Temí que Rasmussen estallase o tratara de agredirme, pero se hallaba tan alcoholizado que sus reacciones eran tardías y lentas. Me miró torciendo el gesto y, sin dejar de farfullar, se volvió a su copiloto.

"Lleva a este hijo de… hacia Las Sirenas, Hapai. A ver si así se calla de una vez."

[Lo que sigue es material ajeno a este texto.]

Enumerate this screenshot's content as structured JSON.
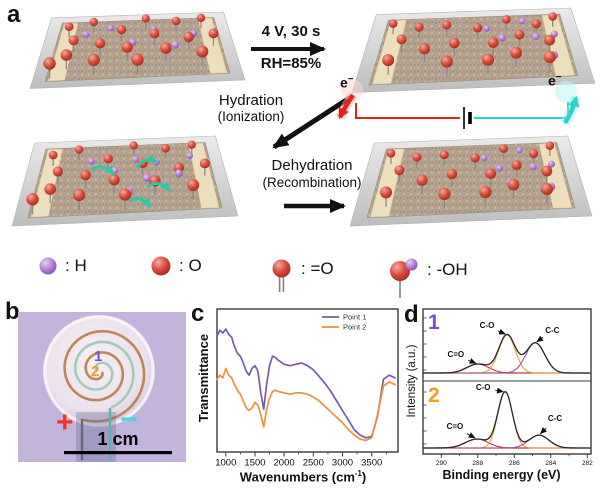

Durante los diez minutos siguientes, volamos en irritado silencio sobre el océano, hasta llegar a la isla que, según pude observar entonces, no era una sino tres. Distinguí fugazmente dos diminutos atolones, cada uno de los cuales media menos de medio kilómetro de circunferencia. Eran atolones madrepóricos que apenas se levantaban sobre el nivel del mar, con un poco de terreno seco, alguna hierba, vegetación baja y palmeras. Uno de ellos mostraba una minúscula y encantadora laguna. En comparación con estos atolones, la isla principal era grande, pero sus dimensiones eran modestas al lado de otras islas de la Polinesia. Me pareció que no tenía más de seis kilómetros y medio de longitud por unos cinco de anchura. A causa de la rapidez con que pasamos sobre ella, sólo pude distinguir el alto cráter volcánico con sus empinadas laderas recubiertas de un espeso manto verde, pinos, retorcidos bosques formados por árboles de maderas duras, algunos valles cubiertos de lujuriante vegetación, una resplandeciente laguna de color cobrizo, innumerables hondonadas y barrancos y unos enormes acantilados que defendían completamente la isla.

Y entonces distinguí la ansiada meseta. Se hallaba cubierta de una gruesa alfombra de verde y lozana vegetación; era plana y regular, sin que en ella se alzasen peñascos, el terreno era liso, sin grietas ni barrancos. Entreví confusamente que la meseta descendía hacia el mar por unas boscosas laderas, que terminaban junto a una estrecha playa arenosa.

"No hay ningún fondeadero para barcos —decía Rasmussen, sin ocultar su satisfacción—. Hay muy poco calado… arrecifes sumergidos… peñascos… los vientos del Norte harían pedazos cualquier embarcación. Por eso nunca vine a recalar aquí cuando tenía la goleta. Sólo es posible hacerlo con este hidroavión."